Оскар снова высунул голову и буркнул:
— У меня тут клиенты ждут.
— Извини, Оскар.
Мы замахали на него, чтобы он опять исчез. Но тот тянул время. Как будто лишний строгий взгляд и был тем, что могло бы помочь делу. Потом он покачал головой и убрал ее.
— Из-за тебя, чел, меня с работы налады. Верно, понимаю, из-за нас Бен потерял свою. Я заранее знаю все, что ты мне скажешь, чел. Может, бросишь это дело? Я не собираюсь добровольно отправляться в тюрьму. У меня есть жизнь. На тот случай, если ты не заметил.
— А у Бена нет?
— Нет. У Бена нет.
И с таким заявлением он пересек зону обслуживания, поднял гаечный ключ и сунул голову обратно под капот «БМВ». Словно бы не придавая значения тому, что я все слышу.
— У тебя нет никакого права говорить так. Только потому, что она не выглядит жизнью, которой хотелось бы тебе. У Бена была работа. Он любил эту работу. Он видел чуть ли не всех в городе — каждый день. Ему все нравились, и он нравился всем. И он любил свой дом. Ты знаешь, тот самый, в котором он жил с шести лет. И теперь может так случиться, что дома этого ему больше не видать. Ты хоть имеешь представление, как сильно ненавистно ему быть далеко от дома? Он в больнице штата несчастнее, чем ты был бы в тюрьме.
— В этом я сомневаюсь, — пробормотал Крис.
— Плюс, ты бы через год-другой вышел.
Он вытащил голову из-под капота. Посмотрел мне прямо в глаза. Гаечным ключом указал на мою переносицу. Я постарался не сводить глаза.
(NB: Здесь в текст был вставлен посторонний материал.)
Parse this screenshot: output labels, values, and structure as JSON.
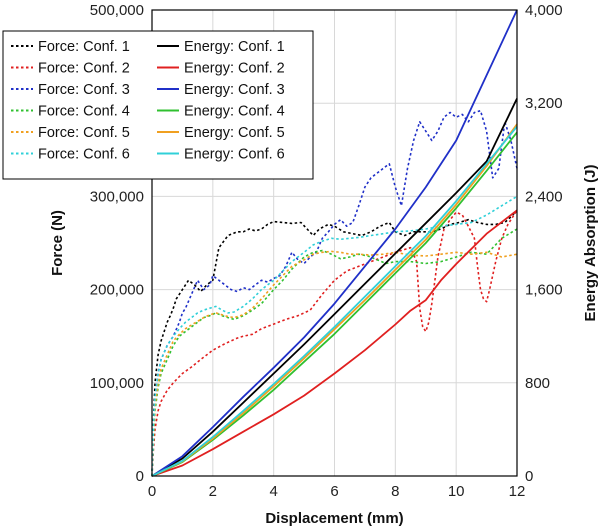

— А пошел бы ты, Расти. Я не сделаю этого ради себя самого. Не сделаю этого ради своей семьи. Не сделаю этого ради моей подружки. И ради Марка я тоже этого не сделаю. Думаешь, мне хочется отвечать за то, чтобы Марк еще больший срок мотал?
Бинго. A-а, прокололся.
— Это ты здорово, — заметил я. — Дважды за один день. — Крис закатил глаза и опять нырнул под капот. — Так что в основном, судя по тому, что сорвалось у тебя с языка и что ты мне рассказал, если бы ты правдиво рассказал о том, что на самом деле произошло в ту ночь, Марку предъявили бы еще и другие обвинения. Типа, и это всего лишь дикое предположение, но… возможно, те самые, которые вешают сейчас на Бена? — Помнится, я подумал, что Крис — основательный глупец. Был бы поумнее, давно дал бы обет молчания в моем присутствии.
Несколько минут (или, по крайней мере, казалось, что несколько минут) он только и делал, что работал, ослабляя болты вокруг вентилятора «БМВ». Не смотрел в мою сторону и не говорил со мной. Потом остановился и замер. Не сводя глаз с двигателя.